Durante la última sesión ordinaria que se desarrolló el viernes, los legisladores aprobaron por unanimidad y sobre tablas un proyecto presentado por Monica Urquiza (MPF), Pablo Villegas (MPF) y Ricardo Furlan (FPV-PJ), que establece la obligatoriedad para funcionarios políticos de realizarse exámenes anuales que detecten el consumo de drogas ilegales como requisito para permanecer en el cargo.
Los autores de la iniciativa justifican la medida afirmando, a través de los fundamentos escritos, que “nada más sano para nuestra democracia representativa es tener funcionarios con las aptitudes físicas y psíquicas plenas para contar con funcionarios probos, idóneos y libres que puedan llevar a cabo acciones y políticas públicas en beneficio de todos”.
No es el primer antecedente en Argentina de una norma de estas características.

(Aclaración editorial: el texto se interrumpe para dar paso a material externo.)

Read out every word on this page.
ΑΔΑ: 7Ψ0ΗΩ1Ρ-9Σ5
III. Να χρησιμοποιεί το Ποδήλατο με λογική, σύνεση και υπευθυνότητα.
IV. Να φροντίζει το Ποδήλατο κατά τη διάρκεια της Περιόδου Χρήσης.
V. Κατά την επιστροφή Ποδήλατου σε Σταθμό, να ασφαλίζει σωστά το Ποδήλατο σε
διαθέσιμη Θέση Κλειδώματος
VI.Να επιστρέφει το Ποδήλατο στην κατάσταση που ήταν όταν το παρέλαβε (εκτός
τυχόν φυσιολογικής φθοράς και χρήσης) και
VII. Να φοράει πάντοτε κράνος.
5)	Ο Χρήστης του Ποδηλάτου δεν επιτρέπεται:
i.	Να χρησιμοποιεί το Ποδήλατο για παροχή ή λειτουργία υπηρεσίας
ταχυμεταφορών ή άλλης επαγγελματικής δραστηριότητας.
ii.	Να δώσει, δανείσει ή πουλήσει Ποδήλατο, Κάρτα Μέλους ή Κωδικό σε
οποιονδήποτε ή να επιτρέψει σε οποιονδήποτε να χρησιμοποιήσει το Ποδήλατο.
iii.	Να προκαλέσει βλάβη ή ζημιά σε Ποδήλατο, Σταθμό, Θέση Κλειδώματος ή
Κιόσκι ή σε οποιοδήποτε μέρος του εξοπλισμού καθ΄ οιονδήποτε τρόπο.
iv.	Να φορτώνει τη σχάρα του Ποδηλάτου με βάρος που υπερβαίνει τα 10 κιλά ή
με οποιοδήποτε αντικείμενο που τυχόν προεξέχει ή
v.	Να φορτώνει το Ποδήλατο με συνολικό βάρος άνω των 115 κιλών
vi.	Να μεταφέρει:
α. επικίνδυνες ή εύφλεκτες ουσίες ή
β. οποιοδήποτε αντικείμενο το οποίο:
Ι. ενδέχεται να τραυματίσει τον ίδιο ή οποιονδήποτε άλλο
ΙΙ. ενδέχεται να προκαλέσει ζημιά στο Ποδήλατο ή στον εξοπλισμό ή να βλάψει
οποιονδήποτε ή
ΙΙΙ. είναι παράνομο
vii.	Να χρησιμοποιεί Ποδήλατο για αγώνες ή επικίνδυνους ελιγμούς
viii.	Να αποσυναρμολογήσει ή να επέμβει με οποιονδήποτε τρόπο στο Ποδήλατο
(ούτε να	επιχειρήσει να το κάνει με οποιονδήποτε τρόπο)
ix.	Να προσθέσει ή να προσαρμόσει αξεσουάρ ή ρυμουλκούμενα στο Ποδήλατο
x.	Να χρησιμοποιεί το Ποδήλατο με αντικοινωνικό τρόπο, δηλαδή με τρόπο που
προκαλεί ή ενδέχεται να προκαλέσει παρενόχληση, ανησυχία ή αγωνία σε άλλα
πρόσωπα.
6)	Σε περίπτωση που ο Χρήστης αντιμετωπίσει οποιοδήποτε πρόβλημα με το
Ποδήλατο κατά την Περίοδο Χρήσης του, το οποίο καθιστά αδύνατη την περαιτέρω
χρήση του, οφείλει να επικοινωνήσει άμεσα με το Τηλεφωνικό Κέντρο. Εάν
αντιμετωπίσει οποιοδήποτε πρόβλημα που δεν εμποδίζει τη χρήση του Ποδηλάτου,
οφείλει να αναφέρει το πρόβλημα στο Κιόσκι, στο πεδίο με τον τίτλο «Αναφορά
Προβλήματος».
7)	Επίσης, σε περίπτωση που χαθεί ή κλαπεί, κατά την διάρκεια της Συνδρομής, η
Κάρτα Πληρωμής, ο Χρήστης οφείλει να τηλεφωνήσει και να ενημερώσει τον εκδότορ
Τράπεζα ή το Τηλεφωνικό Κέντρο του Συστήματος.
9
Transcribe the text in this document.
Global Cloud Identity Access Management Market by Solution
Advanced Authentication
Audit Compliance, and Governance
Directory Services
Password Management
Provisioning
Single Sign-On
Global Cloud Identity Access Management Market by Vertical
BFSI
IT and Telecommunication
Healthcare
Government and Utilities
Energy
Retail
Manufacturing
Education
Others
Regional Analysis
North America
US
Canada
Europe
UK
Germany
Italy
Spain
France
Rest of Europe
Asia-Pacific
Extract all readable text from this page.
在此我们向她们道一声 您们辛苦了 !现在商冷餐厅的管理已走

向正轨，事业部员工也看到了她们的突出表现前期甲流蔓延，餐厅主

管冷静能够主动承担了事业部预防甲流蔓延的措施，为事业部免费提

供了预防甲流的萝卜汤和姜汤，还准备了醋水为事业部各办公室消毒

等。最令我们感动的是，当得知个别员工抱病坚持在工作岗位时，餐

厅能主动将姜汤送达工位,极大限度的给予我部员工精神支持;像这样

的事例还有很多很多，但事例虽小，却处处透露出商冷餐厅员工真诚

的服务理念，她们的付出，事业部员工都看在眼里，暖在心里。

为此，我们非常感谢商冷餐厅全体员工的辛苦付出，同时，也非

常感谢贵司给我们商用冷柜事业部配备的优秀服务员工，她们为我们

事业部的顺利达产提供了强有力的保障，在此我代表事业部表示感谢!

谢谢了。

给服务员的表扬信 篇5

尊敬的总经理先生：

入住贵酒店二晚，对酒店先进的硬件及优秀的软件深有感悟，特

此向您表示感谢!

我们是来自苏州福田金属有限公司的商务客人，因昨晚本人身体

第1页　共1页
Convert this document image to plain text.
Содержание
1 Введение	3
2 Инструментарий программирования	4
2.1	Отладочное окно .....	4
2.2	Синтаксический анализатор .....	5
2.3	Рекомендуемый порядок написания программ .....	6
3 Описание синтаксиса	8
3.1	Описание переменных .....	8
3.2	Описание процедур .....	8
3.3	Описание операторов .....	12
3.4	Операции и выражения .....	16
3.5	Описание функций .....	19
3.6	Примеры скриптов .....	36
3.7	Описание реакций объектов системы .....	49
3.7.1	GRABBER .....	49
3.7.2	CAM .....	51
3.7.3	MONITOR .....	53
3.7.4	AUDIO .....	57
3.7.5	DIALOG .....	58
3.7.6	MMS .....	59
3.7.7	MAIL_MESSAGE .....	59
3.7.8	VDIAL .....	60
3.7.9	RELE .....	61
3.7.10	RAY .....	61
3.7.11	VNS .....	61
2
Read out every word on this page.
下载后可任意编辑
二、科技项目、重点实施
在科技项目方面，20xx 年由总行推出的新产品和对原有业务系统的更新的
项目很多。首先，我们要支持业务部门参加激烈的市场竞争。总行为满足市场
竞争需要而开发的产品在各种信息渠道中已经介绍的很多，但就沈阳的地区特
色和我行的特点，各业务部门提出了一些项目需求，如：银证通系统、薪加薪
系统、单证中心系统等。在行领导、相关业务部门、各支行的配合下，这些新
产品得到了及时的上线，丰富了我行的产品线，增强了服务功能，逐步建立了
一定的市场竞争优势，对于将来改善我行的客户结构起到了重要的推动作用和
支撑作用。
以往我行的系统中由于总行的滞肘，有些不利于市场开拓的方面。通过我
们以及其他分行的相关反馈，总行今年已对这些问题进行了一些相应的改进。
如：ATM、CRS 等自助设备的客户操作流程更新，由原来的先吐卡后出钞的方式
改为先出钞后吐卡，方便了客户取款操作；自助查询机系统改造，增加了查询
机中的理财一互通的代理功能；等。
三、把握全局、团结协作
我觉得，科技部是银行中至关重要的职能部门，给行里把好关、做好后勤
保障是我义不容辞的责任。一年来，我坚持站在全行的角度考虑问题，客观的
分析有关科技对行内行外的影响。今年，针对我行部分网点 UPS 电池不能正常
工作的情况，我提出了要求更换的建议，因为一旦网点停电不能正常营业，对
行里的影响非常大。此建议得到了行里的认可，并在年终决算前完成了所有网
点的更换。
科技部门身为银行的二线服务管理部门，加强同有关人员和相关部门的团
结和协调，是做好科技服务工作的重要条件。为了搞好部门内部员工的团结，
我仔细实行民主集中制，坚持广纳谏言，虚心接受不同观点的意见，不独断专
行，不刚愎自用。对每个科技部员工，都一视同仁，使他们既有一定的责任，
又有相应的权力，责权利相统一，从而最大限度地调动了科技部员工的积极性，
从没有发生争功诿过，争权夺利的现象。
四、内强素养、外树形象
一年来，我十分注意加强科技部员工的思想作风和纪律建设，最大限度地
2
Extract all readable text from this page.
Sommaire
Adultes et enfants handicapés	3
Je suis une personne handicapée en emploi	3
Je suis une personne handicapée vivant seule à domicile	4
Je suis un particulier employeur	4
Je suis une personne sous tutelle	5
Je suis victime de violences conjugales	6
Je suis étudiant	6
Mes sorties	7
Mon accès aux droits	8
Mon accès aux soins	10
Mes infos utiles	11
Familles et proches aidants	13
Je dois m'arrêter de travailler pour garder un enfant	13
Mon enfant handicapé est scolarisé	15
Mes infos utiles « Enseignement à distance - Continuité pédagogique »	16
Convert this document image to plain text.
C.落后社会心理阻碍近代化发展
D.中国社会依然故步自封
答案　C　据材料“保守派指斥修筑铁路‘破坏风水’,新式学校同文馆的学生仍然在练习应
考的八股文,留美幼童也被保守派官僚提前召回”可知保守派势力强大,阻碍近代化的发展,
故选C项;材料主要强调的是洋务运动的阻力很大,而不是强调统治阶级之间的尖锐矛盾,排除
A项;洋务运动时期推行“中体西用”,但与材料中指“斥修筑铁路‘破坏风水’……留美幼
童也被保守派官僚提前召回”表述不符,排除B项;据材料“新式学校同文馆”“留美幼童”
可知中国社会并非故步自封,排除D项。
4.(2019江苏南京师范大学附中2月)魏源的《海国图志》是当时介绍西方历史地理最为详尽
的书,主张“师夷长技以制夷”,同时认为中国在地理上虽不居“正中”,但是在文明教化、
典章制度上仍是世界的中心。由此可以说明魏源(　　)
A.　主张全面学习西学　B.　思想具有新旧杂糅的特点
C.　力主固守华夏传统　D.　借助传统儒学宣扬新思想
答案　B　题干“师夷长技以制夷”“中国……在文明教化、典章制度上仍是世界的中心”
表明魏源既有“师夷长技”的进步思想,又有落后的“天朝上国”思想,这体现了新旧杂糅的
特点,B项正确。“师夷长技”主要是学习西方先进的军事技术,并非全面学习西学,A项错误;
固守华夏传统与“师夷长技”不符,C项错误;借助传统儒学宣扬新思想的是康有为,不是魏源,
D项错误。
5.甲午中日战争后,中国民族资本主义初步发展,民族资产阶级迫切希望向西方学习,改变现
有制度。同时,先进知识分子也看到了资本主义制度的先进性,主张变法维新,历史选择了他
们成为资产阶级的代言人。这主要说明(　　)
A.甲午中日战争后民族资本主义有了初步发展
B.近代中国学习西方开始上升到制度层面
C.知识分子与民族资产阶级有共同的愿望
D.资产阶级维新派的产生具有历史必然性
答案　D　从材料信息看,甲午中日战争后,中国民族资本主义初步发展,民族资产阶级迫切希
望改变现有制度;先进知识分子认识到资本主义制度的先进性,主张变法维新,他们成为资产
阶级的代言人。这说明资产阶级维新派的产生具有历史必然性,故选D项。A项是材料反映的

En Tucumán optaron por el mismo camino del control punitivo -Ley 8850-, lo que despertó entre leguleyos polémicas sobre la constitucionalidad de la ley, vinculadas a la violación al derecho a la intimidad, algo que los parlamentarios locales sospechaban que podría suceder: “Sabemos que nuestro planteo va a generar reparos por aquellos que entienden que establecer la obligatoriedad de realizarse estudios médicos tendientes a determinar si se padece de adicciones vulneraría el derecho a la intimidad de las persona”.
Aún así, en tiempos en los que “el flagelo de las drogas” se combate encarcelando mulas y señalando con el dedo a los consumidores, los legisladores entendieron que esta herramienta es clave para el ejercicio de la democracia y un símbolo de tolerancia cero para los narcotraficantes…
La conducta que persigue sancionar esta norma, en tanto se conoce por un examen obligatorio al que toda persona alcanzada por la ley debe someterse, permaneció hasta el momento del testeo en el ámbito de vida privada y sin consecuencias evidentes en su tarea. Caso contrario, hubieran quedado habilitados los mecanismos sancionatorios que cada Poder tiene frente a los miembros que cometan una falta. Lo que evidencia que la aplicación de esta ley no busca penar con mayor rigurosidad a quienes hayan cometido un mal desempeño en su tarea pública atravesados por el consumo, sino la estigmatización.
La Corte Suprema de Justicia de la Nación ya estableció un límite en el control paternalista del Estado a través del fallo Arriola, “en relación a tal derecho y su vinculación con el principio de ‘autonomía personal’, a nivel interamericano se ha señalado que ‘el desenvolvimiento del ser humano no queda sujeto a las iniciativas y cuidados del poder público’”.
Diferentes tratados internacionales a los que la Nación suscribió resaltan el derecho a la privacidad que impide que las personas sean objeto de injerencias arbitrarias o abusivas en su vida privada (Convención Americana sobre Derechos Humanos, entre otros). Estas garantías ponen de relieve el concepto de autonomía y desecha acciones opresoras por parte del Estado.
Queda claro que lo que está en juego no es el desempeño funcional de los agentes estatales alcanzados por la norma, sino su vida privada. Lo que sienta un antecedente peligrosísimo en contra de las libertades individuales de los fueguinos. Nada inhabilita ahora al parlamento para que, con los mismos fundamentos y en un futuro distópico, se establezca la obligatoriedad para docentes, médicos o personal administrativo, basándose en la sensibilidad de sus tareas.
El otro interrogante que surge de todo es: utilizando el mismo criterio que los autores del proyecto, ¿Qué pasa con las drogas legales, como el clonazepam, o con el consumo de alcohol?; ¿No podría constituir de igual manera un peligro para la vida institucional de Tierra del Fuego AIAS? Esta pregunta deja en offside a esta ley y evidencia toda la carga demagógica del proyecto. Carga que pesó mucho más que todos estos planteos.